The previous owners have valid certificates for up to 398 days. If they are a malicious party cable of doing a man-in-the-middle attack, they can present a valid certificate and fully impersonate the owner. For example, when Stripe started, they purchased the domain from another party, who had a valid stripe.com payment certificate for nearly a year. (https://www.certkit.io/blog/bygonessl-and-the-certificate-th...)

> Is CertKit a similar solution to Anchor Relay?

I hadn't heard about anchor relay before, thanks for the link!

CertKit is similar, but broader. Anchor says it sits between your ACME clients and the CA and simplifies the validation steps, which is super useful. But you still have to run ACME clients and have a bunch of automation logic running on your end.

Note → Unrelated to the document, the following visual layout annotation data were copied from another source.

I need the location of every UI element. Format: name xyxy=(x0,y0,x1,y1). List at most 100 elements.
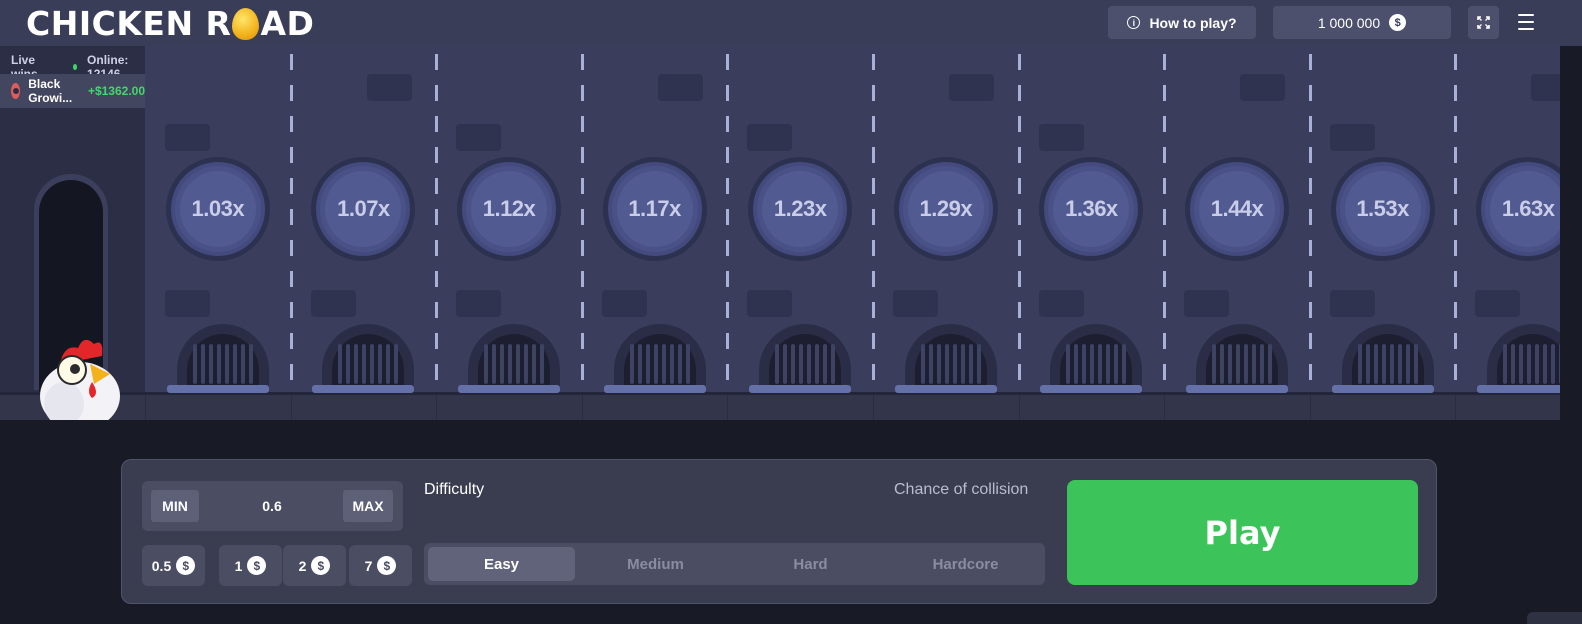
multiplier-value: 1.29x xyxy=(919,196,973,221)
multiplier-ring: 1.36x xyxy=(1044,162,1139,256)
right-gutter xyxy=(1560,46,1582,420)
multiplier-coin[interactable]: 1.63x xyxy=(1476,157,1560,261)
multiplier-coin[interactable]: 1.53x xyxy=(1330,157,1435,261)
corner-tab xyxy=(1527,612,1582,624)
logo-text-right: AD xyxy=(260,3,315,43)
sewer-grate xyxy=(1186,324,1288,393)
multiplier-coin[interactable]: 1.44x xyxy=(1185,157,1289,261)
curb-segment xyxy=(1455,395,1560,420)
quick-bet-label: 7 xyxy=(364,557,373,574)
wall-brick xyxy=(949,74,994,101)
multiplier-value: 1.07x xyxy=(337,196,390,221)
road-game-area: 1.03x 1.07x 1.12x 1.17x 1.23x 1.29x 1.36x 1.44x… xyxy=(0,46,1560,420)
wall-brick xyxy=(657,74,703,101)
quick-bet-button[interactable]: 0.5 $ xyxy=(142,545,205,586)
quick-bet-button[interactable]: 1 $ xyxy=(219,545,282,586)
quick-bet-label: 2 xyxy=(298,557,307,574)
multiplier-value: 1.17x xyxy=(628,196,681,221)
multiplier-value: 1.44x xyxy=(1210,196,1264,221)
multiplier-coin[interactable]: 1.12x xyxy=(457,157,561,261)
lane-divider xyxy=(1163,54,1167,394)
multiplier-coin[interactable]: 1.17x xyxy=(602,157,707,261)
dollar-coin-icon: $ xyxy=(377,556,397,575)
collision-chance-label: Chance of collision xyxy=(894,481,1029,498)
curb-segment xyxy=(1309,395,1456,420)
multiplier-value: 1.63x xyxy=(1501,196,1555,221)
dollar-coin-icon: $ xyxy=(247,556,267,575)
lane-divider xyxy=(580,54,584,394)
egg-icon xyxy=(232,8,260,40)
wall-brick xyxy=(456,124,502,151)
multiplier-coin[interactable]: 1.36x xyxy=(1039,157,1144,261)
wall-brick xyxy=(1329,124,1375,151)
sewer-grate xyxy=(603,324,706,393)
quick-bet-label: 0.5 xyxy=(151,557,172,574)
multiplier-coin[interactable]: 1.03x xyxy=(165,157,270,261)
win-amount: +$1362.00 xyxy=(87,84,145,98)
logo-text-left: CHICKEN R xyxy=(26,3,232,43)
chicken-character xyxy=(40,339,120,420)
bet-amount-field: MIN 0.6 MAX xyxy=(142,481,403,531)
sewer-grate xyxy=(458,324,560,393)
dollar-coin-icon: $ xyxy=(176,556,196,575)
live-win-row: Black Growi... +$1362.00 xyxy=(0,74,145,108)
difficulty-selector: Easy Medium Hard Hardcore xyxy=(424,543,1045,585)
bet-amount-input[interactable]: 0.6 xyxy=(222,490,322,522)
lane-divider xyxy=(726,54,730,394)
avatar xyxy=(11,83,21,99)
lane-divider xyxy=(1454,54,1458,394)
curb-segment xyxy=(290,395,437,420)
wall-brick xyxy=(310,290,356,317)
lane-divider xyxy=(1017,54,1021,394)
quick-bet-button[interactable]: 2 $ xyxy=(283,545,346,586)
difficulty-easy-option[interactable]: Easy xyxy=(428,547,575,581)
top-bar: CHICKEN R AD i How to play? 1 000 000 $ xyxy=(0,0,1582,46)
lane-divider xyxy=(289,54,293,394)
wall-brick xyxy=(456,290,502,317)
curb-segment xyxy=(727,395,873,420)
multiplier-coin[interactable]: 1.23x xyxy=(748,157,853,261)
wall-brick xyxy=(893,290,938,317)
lane-divider xyxy=(435,54,439,394)
multiplier-coin[interactable]: 1.29x xyxy=(893,157,998,261)
curb-segment xyxy=(436,395,582,420)
difficulty-hard-option[interactable]: Hard xyxy=(737,547,884,581)
difficulty-medium-option[interactable]: Medium xyxy=(582,547,729,581)
max-bet-button[interactable]: MAX xyxy=(343,490,393,522)
menu-line xyxy=(1518,21,1534,23)
wall-brick xyxy=(1038,290,1084,317)
wall-brick xyxy=(165,290,210,317)
wall-brick xyxy=(165,124,210,151)
wall-brick xyxy=(1531,74,1560,101)
curb-segment xyxy=(581,395,728,420)
how-to-play-button[interactable]: i How to play? xyxy=(1108,6,1256,39)
fullscreen-button[interactable] xyxy=(1468,6,1499,39)
multiplier-coin[interactable]: 1.07x xyxy=(311,157,416,261)
sewer-grate xyxy=(166,324,269,393)
lane-divider xyxy=(1308,54,1312,394)
sewer-grate xyxy=(1477,324,1560,393)
menu-line xyxy=(1518,28,1534,30)
multiplier-value: 1.53x xyxy=(1356,196,1409,221)
online-dot-icon xyxy=(72,64,78,70)
curb-segment xyxy=(1164,395,1310,420)
multiplier-ring: 1.23x xyxy=(753,162,848,256)
hamburger-menu-button[interactable] xyxy=(1514,12,1538,32)
quick-bet-button[interactable]: 7 $ xyxy=(349,545,412,586)
multiplier-ring: 1.53x xyxy=(1335,162,1430,256)
multiplier-value: 1.36x xyxy=(1065,196,1118,221)
sewer-grate xyxy=(749,324,852,393)
sewer-grate xyxy=(312,324,415,393)
bet-control-panel: MIN 0.6 MAX 0.5 $ 1 $ 2 $ 7 $ Difficulty… xyxy=(121,459,1437,604)
play-button[interactable]: Play xyxy=(1067,480,1418,585)
how-to-play-label: How to play? xyxy=(1149,14,1237,31)
difficulty-label: Difficulty xyxy=(424,481,485,498)
quick-bet-label: 1 xyxy=(234,557,243,574)
lane-divider xyxy=(872,54,875,394)
balance-display: 1 000 000 $ xyxy=(1273,6,1451,39)
difficulty-hardcore-option[interactable]: Hardcore xyxy=(892,547,1039,581)
min-bet-button[interactable]: MIN xyxy=(151,490,199,522)
wall-brick xyxy=(747,124,793,151)
multiplier-value: 1.12x xyxy=(482,196,536,221)
menu-line xyxy=(1518,14,1534,16)
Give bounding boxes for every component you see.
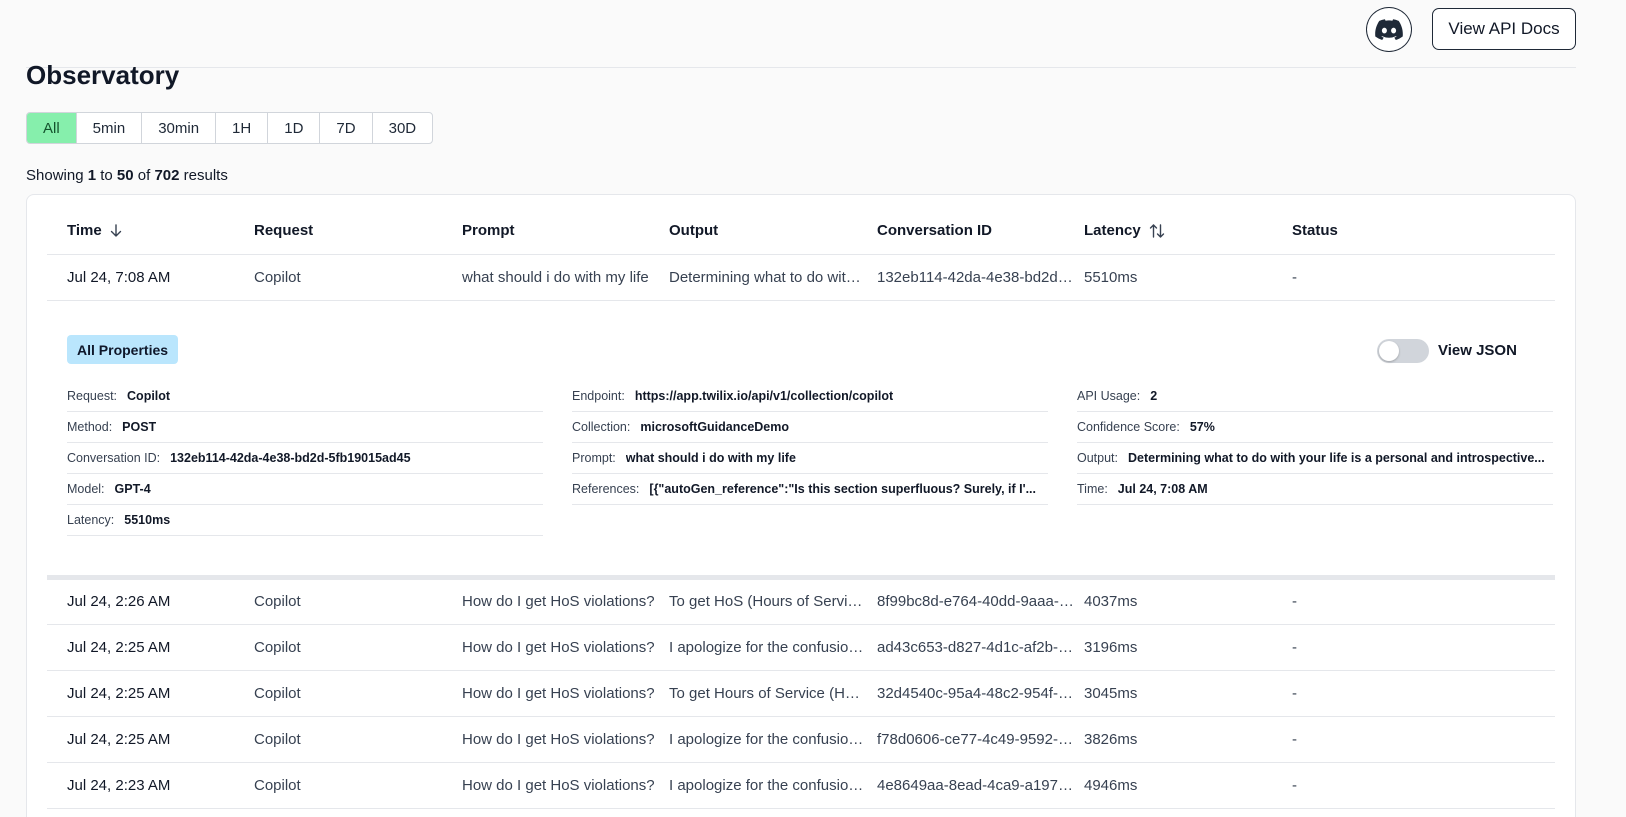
- filter-all[interactable]: All: [27, 113, 77, 143]
- cell-request: Copilot: [254, 731, 301, 748]
- cell-conversation-id: 32d4540c-95a4-48c2-954f-000000000000: [877, 685, 1077, 702]
- property-endpoint: Endpoint: https://app.twilix.io/api/v1/co…: [572, 381, 1048, 412]
- column-output: Output: [669, 222, 719, 239]
- cell-request: Copilot: [254, 685, 301, 702]
- property-collection: Collection: microsoftGuidanceDemo: [572, 412, 1048, 443]
- column-status: Status: [1292, 222, 1338, 239]
- filter-30d[interactable]: 30D: [373, 113, 433, 143]
- arrow-down-icon[interactable]: [110, 223, 122, 238]
- view-json-toggle[interactable]: [1377, 339, 1429, 363]
- cell-conversation-id: f78d0606-ce77-4c49-9592-000000000000: [877, 731, 1077, 748]
- cell-status: -: [1292, 685, 1297, 702]
- property-method: Method: POST: [67, 412, 543, 443]
- cell-output: To get HoS (Hours of Service) violations…: [669, 593, 867, 610]
- column-prompt: Prompt: [462, 222, 515, 239]
- cell-conversation-id: 4e8649aa-8ead-4ca9-a197-000000000000: [877, 777, 1077, 794]
- table-row[interactable]: Jul 24, 2:25 AM Copilot How do I get HoS…: [47, 625, 1555, 671]
- table-header: Time Request Prompt Output Conversation …: [47, 195, 1555, 255]
- cell-status: -: [1292, 269, 1297, 286]
- cell-prompt: How do I get HoS violations?: [462, 639, 655, 656]
- header-divider: [26, 67, 1576, 68]
- discord-icon: [1375, 18, 1403, 40]
- cell-prompt: How do I get HoS violations?: [462, 731, 655, 748]
- cell-latency: 3826ms: [1084, 731, 1138, 748]
- cell-time: Jul 24, 7:08 AM: [67, 269, 171, 286]
- cell-time: Jul 24, 2:26 AM: [67, 593, 171, 610]
- cell-status: -: [1292, 639, 1297, 656]
- cell-time: Jul 24, 2:25 AM: [67, 731, 171, 748]
- top-bar: View API Docs: [0, 0, 1626, 69]
- cell-request: Copilot: [254, 777, 301, 794]
- cell-latency: 4946ms: [1084, 777, 1138, 794]
- property-model: Model: GPT-4: [67, 474, 543, 505]
- column-conversation-id: Conversation ID: [877, 222, 993, 239]
- property-time: Time: Jul 24, 7:08 AM: [1077, 474, 1553, 505]
- property-confidence-score: Confidence Score: 57%: [1077, 412, 1553, 443]
- cell-request: Copilot: [254, 639, 301, 656]
- property-request: Request: Copilot: [67, 381, 543, 412]
- filter-30min[interactable]: 30min: [142, 113, 217, 143]
- cell-output: Determining what to do with your life is…: [669, 269, 867, 286]
- cell-time: Jul 24, 2:25 AM: [67, 639, 171, 656]
- cell-prompt: How do I get HoS violations?: [462, 593, 655, 610]
- cell-status: -: [1292, 777, 1297, 794]
- properties-column-2: Endpoint: https://app.twilix.io/api/v1/co…: [572, 381, 1048, 505]
- view-json-label: View JSON: [1438, 342, 1517, 359]
- cell-latency: 5510ms: [1084, 269, 1138, 286]
- cell-latency: 3045ms: [1084, 685, 1138, 702]
- row-detail-panel: All Properties View JSON Request: Copilot…: [47, 301, 1555, 580]
- cell-output: I apologize for the confusion, ...: [669, 777, 867, 794]
- property-prompt: Prompt: what should i do with my life: [572, 443, 1048, 474]
- cell-conversation-id: 132eb114-42da-4e38-bd2d-5fb19015ad45: [877, 269, 1077, 286]
- properties-column-3: API Usage: 2 Confidence Score: 57% Output:…: [1077, 381, 1553, 505]
- filter-5min[interactable]: 5min: [77, 113, 143, 143]
- table-row[interactable]: Jul 24, 2:26 AM Copilot How do I get HoS…: [47, 579, 1555, 625]
- properties-column-1: Request: Copilot Method: POST Conversation…: [67, 381, 543, 536]
- filter-1d[interactable]: 1D: [268, 113, 321, 143]
- cell-latency: 3196ms: [1084, 639, 1138, 656]
- cell-output: I apologize for the confusion, ...: [669, 639, 867, 656]
- discord-button[interactable]: [1366, 7, 1412, 52]
- cell-time: Jul 24, 2:23 AM: [67, 777, 171, 794]
- column-time[interactable]: Time: [67, 222, 122, 239]
- cell-prompt: what should i do with my life: [462, 269, 649, 286]
- cell-status: -: [1292, 593, 1297, 610]
- table-row[interactable]: Jul 24, 2:23 AM Copilot How do I get HoS…: [47, 763, 1555, 809]
- column-latency[interactable]: Latency: [1084, 222, 1165, 239]
- property-latency: Latency: 5510ms: [67, 505, 543, 536]
- cell-request: Copilot: [254, 593, 301, 610]
- cell-request: Copilot: [254, 269, 301, 286]
- column-request: Request: [254, 222, 314, 239]
- cell-time: Jul 24, 2:25 AM: [67, 685, 171, 702]
- cell-output: I apologize for the confusion, ...: [669, 731, 867, 748]
- all-properties-tab[interactable]: All Properties: [67, 335, 179, 364]
- cell-conversation-id: 8f99bc8d-e764-40dd-9aaa-000000000000: [877, 593, 1077, 610]
- cell-prompt: How do I get HoS violations?: [462, 777, 655, 794]
- results-summary: Showing 1 to 50 of 702 results: [26, 167, 228, 184]
- property-conversation-id: Conversation ID: 132eb114-42da-4e38-bd2d-…: [67, 443, 543, 474]
- requests-table: Time Request Prompt Output Conversation …: [26, 194, 1576, 817]
- property-references: References: [{"autoGen_reference":"Is thi…: [572, 474, 1048, 505]
- sort-arrows-icon[interactable]: [1149, 223, 1165, 239]
- cell-conversation-id: ad43c653-d827-4d1c-af2b-000000000000: [877, 639, 1077, 656]
- cell-prompt: How do I get HoS violations?: [462, 685, 655, 702]
- filter-1h[interactable]: 1H: [216, 113, 269, 143]
- toggle-knob: [1379, 341, 1399, 361]
- property-api-usage: API Usage: 2: [1077, 381, 1553, 412]
- page-title: Observatory: [26, 60, 180, 90]
- table-row[interactable]: Jul 24, 7:08 AM Copilot what should i do…: [47, 255, 1555, 301]
- filter-7d[interactable]: 7D: [320, 113, 373, 143]
- view-api-docs-button[interactable]: View API Docs: [1432, 8, 1576, 50]
- table-row[interactable]: Jul 24, 2:25 AM Copilot How do I get HoS…: [47, 671, 1555, 717]
- cell-latency: 4037ms: [1084, 593, 1138, 610]
- time-range-filter: All 5min 30min 1H 1D 7D 30D: [26, 112, 434, 144]
- cell-status: -: [1292, 731, 1297, 748]
- table-row[interactable]: Jul 24, 2:25 AM Copilot How do I get HoS…: [47, 717, 1555, 763]
- cell-output: To get Hours of Service (HoS) violations…: [669, 685, 867, 702]
- property-output: Output: Determining what to do with your …: [1077, 443, 1553, 474]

CertKit IS the ACME client. You CNAME the challenge record to us and we do all the communication with the CAs and store/renew/revoke your certificates centrally. Your systems can pull (or be pushed) the certs they need via our API, then we monitor the HTTPS endpoints to make sure the correct cert is running. Its a fully-audited centralized certificate management.

ItsHarper|2 months ago

The problem is that the old owner still has a valid certificate for some period of time.

account42|2 months ago

Except this is going the wrong way. We should be discouraging frequent domain ownership changes not making them easier. New owners getting visibility into traffic meant for the old owners is as much if not a bigger problem.